In article <57tocc$itc at miranda.its.deakin.edu.au>, karthi at deakin.edu.au wrote:

> Hi everyone,
> 
> We are doing some genetics experiments that requirs counting colonies on 100s 
> of plates each time. We have the facility for capturing images of these
plates 
> and storing them digitally. I am wondering if there are any software 
> commercial/ shareware/ freeware that will count the colonies from these 
> images? 
> 
> Any pointers will be greatly appreciated
> 
> Thanx very much
> 
> Karthi.

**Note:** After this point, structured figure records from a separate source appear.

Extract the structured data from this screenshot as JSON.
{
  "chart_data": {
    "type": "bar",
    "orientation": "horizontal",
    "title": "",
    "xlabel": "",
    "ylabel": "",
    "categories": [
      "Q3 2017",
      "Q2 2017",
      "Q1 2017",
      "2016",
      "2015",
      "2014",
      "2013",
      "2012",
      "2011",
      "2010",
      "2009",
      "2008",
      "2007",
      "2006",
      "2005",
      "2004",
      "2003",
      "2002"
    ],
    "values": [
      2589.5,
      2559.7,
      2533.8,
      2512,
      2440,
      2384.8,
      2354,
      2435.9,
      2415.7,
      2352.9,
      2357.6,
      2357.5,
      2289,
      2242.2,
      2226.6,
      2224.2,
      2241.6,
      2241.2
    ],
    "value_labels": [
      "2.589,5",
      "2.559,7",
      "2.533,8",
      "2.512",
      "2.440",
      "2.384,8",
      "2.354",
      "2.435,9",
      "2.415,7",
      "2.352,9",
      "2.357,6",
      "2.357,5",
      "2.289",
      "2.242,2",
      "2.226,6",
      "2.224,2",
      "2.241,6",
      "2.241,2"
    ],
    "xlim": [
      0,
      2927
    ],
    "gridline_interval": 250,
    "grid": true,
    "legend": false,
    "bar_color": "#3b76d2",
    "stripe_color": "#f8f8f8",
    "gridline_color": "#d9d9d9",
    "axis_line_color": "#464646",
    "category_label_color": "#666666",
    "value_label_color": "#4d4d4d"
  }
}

R
> 
> ---------------------------------------------------------------------------
> Karthikeyan Ramachandran Ph.D
> Research Fellow, Rm. No. SA136
> School of Biological and Chemical Sciences
> Faculty of Science and Technology               Phone (Off) (052) 271 406
> Deakin University                       Phone (Res) (052) 419 806
> Geelong, Victoria                       Fax (052) 272 022
> Australia 3217                          e-mail karthi at deakin.edu.au
> Home page                               http://www.deakin.edu.au/~karthi/

Dear Rathi,

   If you have a Macintosh, there are two routes. First, the free one. NIH
Image is a good image analysis program available for free from the
following FTP site: ftp://zippy.nimh.nih.gov/pub/nih-image/. At the same
site are one or two "macros" for the program that permit counting objects,
even colonies.

   In my own work, I have obtained better results with a "macro" that I
wrote myself for the excellent image analysis program, IPLab Spectrum.
This program is available from:

Signal Analytics Corporation
440 Maple Avenue East, Suite 201
Vienna, VA  22180
703-281-3277
703-281-2509

   If you have this program, my macro can help you out. Just send me an
e-mail message (huberman at acsu.buffalo.edu), and I'll send it to you.

   Note: neither my macro nor the NIH Image macros are good at counting
crowded colonies. In both cases, the majority of colonies on the plate
must be single--they must not touch each other.

   I hope this information helps you.